Grayken subsequently went on to found Lone Star, with Brazos Advisors, now renamed Hudson Advisors, providing asset management and other support services for Lone Star’s asset and debt purchases. Lone Star’s latest fund, ‘Lone Star Real Estate Fund IV’, closed in April 2015 with €5 billion in capital commitments. With this, Lone Star has been targeting commercial real estate debt and equity products in the Americas, Europe and Japan.
Lone Star’s plans for Jurys Inn group is the latest chapter in the hotel chain’s drama-rich story. The chain was launched in 1993 and opened a string of hotels around Ireland and the UK over the next two decades. Jurys Doyle hotel group sold Jurys Inn for over €1bn in 2007 to a group of investors led by Derek Quinlan, who in turn sold half of the equity to Oman Investment Fund.

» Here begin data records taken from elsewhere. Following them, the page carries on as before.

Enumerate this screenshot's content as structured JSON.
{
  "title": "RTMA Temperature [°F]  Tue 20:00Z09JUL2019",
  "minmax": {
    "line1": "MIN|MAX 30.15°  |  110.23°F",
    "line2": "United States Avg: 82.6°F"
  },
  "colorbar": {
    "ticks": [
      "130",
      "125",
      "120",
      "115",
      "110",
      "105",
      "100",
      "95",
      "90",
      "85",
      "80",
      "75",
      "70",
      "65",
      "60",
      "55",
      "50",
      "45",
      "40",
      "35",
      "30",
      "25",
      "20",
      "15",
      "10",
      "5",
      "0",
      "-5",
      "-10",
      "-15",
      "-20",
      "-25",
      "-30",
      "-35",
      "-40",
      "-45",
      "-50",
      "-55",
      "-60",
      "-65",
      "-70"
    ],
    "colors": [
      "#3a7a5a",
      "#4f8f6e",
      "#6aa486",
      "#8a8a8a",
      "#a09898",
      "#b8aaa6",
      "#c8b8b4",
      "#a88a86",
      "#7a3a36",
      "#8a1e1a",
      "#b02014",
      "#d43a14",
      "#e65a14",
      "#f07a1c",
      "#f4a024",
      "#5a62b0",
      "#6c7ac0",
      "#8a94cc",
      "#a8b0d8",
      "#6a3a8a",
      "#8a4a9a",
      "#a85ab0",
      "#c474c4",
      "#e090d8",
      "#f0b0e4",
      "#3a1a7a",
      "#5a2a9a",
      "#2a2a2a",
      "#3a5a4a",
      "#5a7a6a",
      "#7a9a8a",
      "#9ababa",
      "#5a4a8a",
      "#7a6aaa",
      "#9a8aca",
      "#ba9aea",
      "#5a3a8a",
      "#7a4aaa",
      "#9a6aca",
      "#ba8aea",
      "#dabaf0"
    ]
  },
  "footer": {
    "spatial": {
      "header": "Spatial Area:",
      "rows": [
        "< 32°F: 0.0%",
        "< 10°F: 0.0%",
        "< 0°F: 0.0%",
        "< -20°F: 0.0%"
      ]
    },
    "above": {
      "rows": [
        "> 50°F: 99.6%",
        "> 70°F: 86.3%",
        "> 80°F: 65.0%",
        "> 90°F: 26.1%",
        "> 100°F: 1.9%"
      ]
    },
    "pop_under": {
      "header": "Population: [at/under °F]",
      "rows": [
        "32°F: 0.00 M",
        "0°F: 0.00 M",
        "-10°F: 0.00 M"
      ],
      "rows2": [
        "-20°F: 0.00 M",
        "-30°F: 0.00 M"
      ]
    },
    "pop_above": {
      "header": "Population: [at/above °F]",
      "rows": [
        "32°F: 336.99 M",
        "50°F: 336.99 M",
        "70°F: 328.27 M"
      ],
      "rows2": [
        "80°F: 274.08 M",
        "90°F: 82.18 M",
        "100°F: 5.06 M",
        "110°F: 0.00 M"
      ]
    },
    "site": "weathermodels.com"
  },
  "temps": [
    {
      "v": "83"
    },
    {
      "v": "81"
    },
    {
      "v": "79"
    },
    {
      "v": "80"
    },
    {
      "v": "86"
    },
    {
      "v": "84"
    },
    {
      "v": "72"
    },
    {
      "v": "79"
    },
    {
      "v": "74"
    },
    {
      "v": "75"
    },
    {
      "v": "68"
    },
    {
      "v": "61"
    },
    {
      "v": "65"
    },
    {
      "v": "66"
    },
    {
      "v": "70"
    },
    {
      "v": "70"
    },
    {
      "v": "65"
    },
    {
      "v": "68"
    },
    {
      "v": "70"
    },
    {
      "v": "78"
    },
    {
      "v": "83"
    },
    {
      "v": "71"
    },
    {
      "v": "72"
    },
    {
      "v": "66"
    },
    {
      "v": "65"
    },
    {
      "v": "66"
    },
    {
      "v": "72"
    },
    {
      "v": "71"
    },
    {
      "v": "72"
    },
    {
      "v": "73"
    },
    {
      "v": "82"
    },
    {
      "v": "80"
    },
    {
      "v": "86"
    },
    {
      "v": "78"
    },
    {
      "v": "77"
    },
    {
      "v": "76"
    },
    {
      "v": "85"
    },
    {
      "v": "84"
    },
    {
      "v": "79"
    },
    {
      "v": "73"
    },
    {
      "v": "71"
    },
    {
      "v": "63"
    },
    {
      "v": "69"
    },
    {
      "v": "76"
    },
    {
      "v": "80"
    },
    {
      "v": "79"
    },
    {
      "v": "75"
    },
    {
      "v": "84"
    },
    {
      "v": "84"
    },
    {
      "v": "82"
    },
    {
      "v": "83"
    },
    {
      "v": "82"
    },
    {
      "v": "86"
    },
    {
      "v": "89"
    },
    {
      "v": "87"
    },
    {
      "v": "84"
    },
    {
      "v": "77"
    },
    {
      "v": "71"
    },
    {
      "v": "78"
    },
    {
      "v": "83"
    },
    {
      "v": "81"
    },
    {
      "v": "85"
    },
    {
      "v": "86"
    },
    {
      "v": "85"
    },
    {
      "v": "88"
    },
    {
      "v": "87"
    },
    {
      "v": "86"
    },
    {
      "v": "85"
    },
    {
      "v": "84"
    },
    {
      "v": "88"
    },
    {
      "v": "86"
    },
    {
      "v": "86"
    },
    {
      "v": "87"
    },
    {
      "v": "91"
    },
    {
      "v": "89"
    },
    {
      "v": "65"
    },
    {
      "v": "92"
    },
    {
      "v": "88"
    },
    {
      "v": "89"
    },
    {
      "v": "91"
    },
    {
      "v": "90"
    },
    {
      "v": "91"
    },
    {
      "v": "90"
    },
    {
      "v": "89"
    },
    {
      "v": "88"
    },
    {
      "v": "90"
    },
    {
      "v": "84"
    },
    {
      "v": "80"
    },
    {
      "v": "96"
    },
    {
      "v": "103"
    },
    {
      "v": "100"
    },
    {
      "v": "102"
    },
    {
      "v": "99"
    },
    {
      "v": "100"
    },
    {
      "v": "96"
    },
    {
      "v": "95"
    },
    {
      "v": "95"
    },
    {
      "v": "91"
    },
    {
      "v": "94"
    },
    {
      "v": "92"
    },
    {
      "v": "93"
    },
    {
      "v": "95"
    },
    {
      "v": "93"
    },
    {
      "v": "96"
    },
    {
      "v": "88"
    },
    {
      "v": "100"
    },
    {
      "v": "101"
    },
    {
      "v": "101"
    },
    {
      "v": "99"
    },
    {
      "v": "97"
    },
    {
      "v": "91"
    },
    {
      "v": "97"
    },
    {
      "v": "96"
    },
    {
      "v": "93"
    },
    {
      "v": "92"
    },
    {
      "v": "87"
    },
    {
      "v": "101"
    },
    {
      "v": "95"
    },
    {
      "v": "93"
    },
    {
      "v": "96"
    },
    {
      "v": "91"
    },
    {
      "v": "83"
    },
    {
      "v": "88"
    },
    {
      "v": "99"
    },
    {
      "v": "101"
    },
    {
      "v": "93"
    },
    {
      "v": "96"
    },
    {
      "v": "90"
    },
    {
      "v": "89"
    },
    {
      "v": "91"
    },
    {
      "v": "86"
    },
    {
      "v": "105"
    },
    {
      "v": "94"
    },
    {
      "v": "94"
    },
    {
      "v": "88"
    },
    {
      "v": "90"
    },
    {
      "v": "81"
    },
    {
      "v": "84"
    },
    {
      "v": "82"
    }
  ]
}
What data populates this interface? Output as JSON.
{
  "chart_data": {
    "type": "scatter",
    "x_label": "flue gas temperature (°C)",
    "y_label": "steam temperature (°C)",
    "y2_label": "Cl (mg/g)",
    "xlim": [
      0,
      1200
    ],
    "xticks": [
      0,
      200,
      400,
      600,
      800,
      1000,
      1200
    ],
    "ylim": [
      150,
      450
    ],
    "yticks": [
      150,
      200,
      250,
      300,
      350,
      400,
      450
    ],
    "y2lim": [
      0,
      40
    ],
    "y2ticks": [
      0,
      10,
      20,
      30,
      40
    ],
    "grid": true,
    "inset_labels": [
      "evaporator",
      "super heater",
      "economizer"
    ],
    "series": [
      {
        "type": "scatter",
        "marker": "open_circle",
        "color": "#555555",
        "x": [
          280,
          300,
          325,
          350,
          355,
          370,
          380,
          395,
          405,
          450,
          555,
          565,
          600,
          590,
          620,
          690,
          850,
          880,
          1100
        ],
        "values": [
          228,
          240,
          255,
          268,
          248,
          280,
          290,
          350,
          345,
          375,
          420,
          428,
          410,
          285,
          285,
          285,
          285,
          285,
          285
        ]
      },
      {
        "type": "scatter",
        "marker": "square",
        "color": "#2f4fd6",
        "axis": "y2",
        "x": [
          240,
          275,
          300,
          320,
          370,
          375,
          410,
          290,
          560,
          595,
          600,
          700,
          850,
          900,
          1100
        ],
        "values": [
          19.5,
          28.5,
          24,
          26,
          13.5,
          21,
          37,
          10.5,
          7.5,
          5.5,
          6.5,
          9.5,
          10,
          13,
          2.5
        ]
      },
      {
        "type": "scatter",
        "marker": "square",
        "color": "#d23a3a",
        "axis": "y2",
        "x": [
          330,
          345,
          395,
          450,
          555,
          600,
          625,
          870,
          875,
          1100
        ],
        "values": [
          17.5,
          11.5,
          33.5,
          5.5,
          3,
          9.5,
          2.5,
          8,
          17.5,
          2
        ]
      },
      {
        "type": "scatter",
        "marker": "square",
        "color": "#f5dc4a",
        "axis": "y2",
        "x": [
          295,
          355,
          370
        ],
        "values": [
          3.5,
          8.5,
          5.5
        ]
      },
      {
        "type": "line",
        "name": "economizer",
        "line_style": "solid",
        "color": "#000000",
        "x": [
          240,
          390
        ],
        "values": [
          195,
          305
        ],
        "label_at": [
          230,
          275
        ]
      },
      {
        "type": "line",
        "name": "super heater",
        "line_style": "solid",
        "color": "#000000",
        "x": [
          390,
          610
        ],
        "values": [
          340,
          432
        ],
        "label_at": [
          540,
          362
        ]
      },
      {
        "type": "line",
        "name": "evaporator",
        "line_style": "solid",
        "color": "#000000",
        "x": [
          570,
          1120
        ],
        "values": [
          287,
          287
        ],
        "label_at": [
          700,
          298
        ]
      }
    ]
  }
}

Although the underlying business was solid, the debt was unsustainable. Jurys Inn had lengthy financial restructuring discussions in 2013 with the IBRC, AIB and Ulster Bank over its onerous debts, with CEO John Brennan securing a sizeable write-down.
Profit On The Buy
Now controlled by Grayken, Amaris won’t stay that way for long. The rich list member believes in ‘flipping’ his acquisitions in the short term and driving his equity fund’s returns by rapidly extracting value. “We do our profit on the buy.” is how Lone Star’s president, Andre Collin, described the strategy just last month. “We do some of the value-add stuff from time to time if it’s there and part of the plan, but if I have an opportunity to sell and I get a good price for my investor, I sell.”
So the Grayken, an Irish citizen for tax reasons, won’t be holding onto his Irish-based asset for any lengthy period — just for as long as it takes to net a hefty profit on the sale.